Producer: message producer, responsible for publishing messages to topics.
Consumer: message consumer, responsible for subscribing to messages from topics.
Broker: a stateless service layer, responsible for receiving and delivering messages, cluster load balancing, and other operations. The broker does not persist metadata, and therefore, it can be taken online and offline quickly.
Apache BookKeeper: a stateful persistence layer, consisting of a set of bookie storage nodes that can store messages persistently.
Apache Pulsar adopts the compute-storage separation model in architectural design. The computing logic related to message publishing and subscription is completed in the broker, and the data is stored on the bookie nodes in the Apache BookKeeper cluster.
Topics and Partitions
A topic is the name of a category, and messages can be stored and published in a topic. Producers write messages to topics, and consumers read messages from topics.
In Apache Pulsar, topics are classified into partition topics and non-partition topics. A non-partition topic can be understood as a topic with one partition. In Apache Pulsar, a topic is actually a virtual concept. Creating a topic with 3 partitions actually creates 3 partition topics. Messages sent to this topic will be distributed to multiple partition topics corresponding to the topic.

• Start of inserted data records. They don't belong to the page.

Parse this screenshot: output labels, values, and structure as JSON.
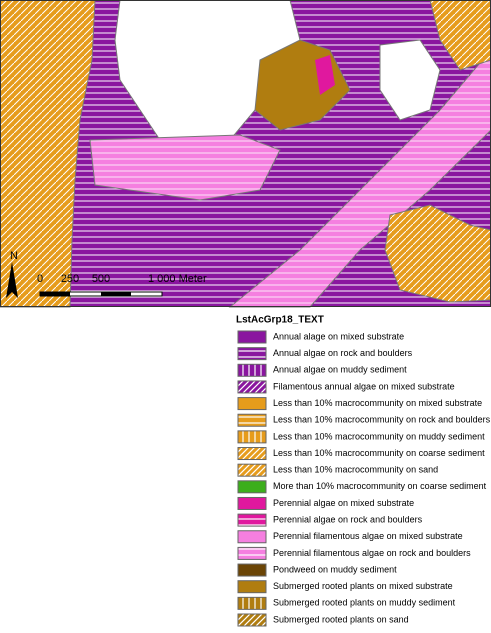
{
  "map": {
    "north": "N",
    "scale_labels": [
      "0",
      "250",
      "500",
      "1 000 Meter"
    ]
  },
  "legend": {
    "title": "LstAcGrp18_TEXT",
    "items": [
      {
        "label": "Annual alage on mixed substrate",
        "color": "#8a169f",
        "pattern": "solid"
      },
      {
        "label": "Annual algae on rock and boulders",
        "color": "#8a169f",
        "pattern": "horizontal"
      },
      {
        "label": "Annual algae on muddy sediment",
        "color": "#8a169f",
        "pattern": "vertical"
      },
      {
        "label": "Filamentous annual algae on mixed substrate",
        "color": "#8a169f",
        "pattern": "diagonal"
      },
      {
        "label": "Less than 10% macrocommunity on mixed substrate",
        "color": "#e69c1c",
        "pattern": "solid"
      },
      {
        "label": "Less than 10% macrocommunity on rock and boulders",
        "color": "#e69c1c",
        "pattern": "horizontal"
      },
      {
        "label": "Less than 10% macrocommunity on muddy sediment",
        "color": "#e69c1c",
        "pattern": "vertical"
      },
      {
        "label": "Less than 10% macrocommunity on coarse sediment",
        "color": "#e69c1c",
        "pattern": "diagonal"
      },
      {
        "label": "Less than 10% macrocommunity on sand",
        "color": "#e69c1c",
        "pattern": "diagonal"
      },
      {
        "label": "More than 10% macrocommunity on coarse sediment",
        "color": "#3cae1c",
        "pattern": "solid"
      },
      {
        "label": "Perennial algae on mixed substrate",
        "color": "#e0189e",
        "pattern": "solid"
      },
      {
        "label": "Perennial algae on rock and boulders",
        "color": "#e0189e",
        "pattern": "horizontal"
      },
      {
        "label": "Perennial filamentous algae on mixed substrate",
        "color": "#f57fe0",
        "pattern": "solid"
      },
      {
        "label": "Perennial filamentous algae on rock and boulders",
        "color": "#f57fe0",
        "pattern": "horizontal"
      },
      {
        "label": "Pondweed on muddy sediment",
        "color": "#6b4506",
        "pattern": "solid"
      },
      {
        "label": "Submerged rooted plants on mixed substrate",
        "color": "#b07d10",
        "pattern": "solid"
      },
      {
        "label": "Submerged rooted plants on muddy sediment",
        "color": "#b07d10",
        "pattern": "vertical"
      },
      {
        "label": "Submerged rooted plants on sand",
        "color": "#b07d10",
        "pattern": "diagonal"
      }
    ]
  }
}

For example, a producer sends messages to a topic named my-topic with three partitions. In the data stream, the messages are sent to three partition topics: my-topic-partition-0, my-topic-partition-1, and my-topic-partition-2 evenly or based on certain rules (if a key is specified).
During data persistence of partition topics, partitions are logical concepts, and the actual storage units are segments.
As shown in the following figure, the data of partition Topic1-Part2 consists of N segments. The segments are evenly distributed and stored on multiple bookie nodes in the Apache BookKeeper cluster. Each segment has 3 replicas.
Physical Partitions and Logical Partitions
The comparison between logical partitions and physical partitions is as follows:
Physical partitions: Computing and storage are coupled. For fault tolerance, the physical partitions need to be copied. In the case of scale-out, physical partitions need to be added to achieve load balancing.
Logical partitions: Logical partitions are physical shards, and the computing layer and the storage layer are isolated. This structure gives Apache Pulsar the following advantages:
Broker and bookie nodes are independent of each other, which facilitates independent scale-out and independent fault tolerance.
The broker is stateless, so it can be taken online and offline quickly, and is more suitable for cloud native scenarios.
Partition storage is not limited to the storage capacity of a single node.
Partition data is evenly distributed, and a single partition with a large amount of data does not cause a barrel effect for the entire cluster.
When the storage capacity is insufficient for scale-out, new nodes can be quickly used to balance the storage load.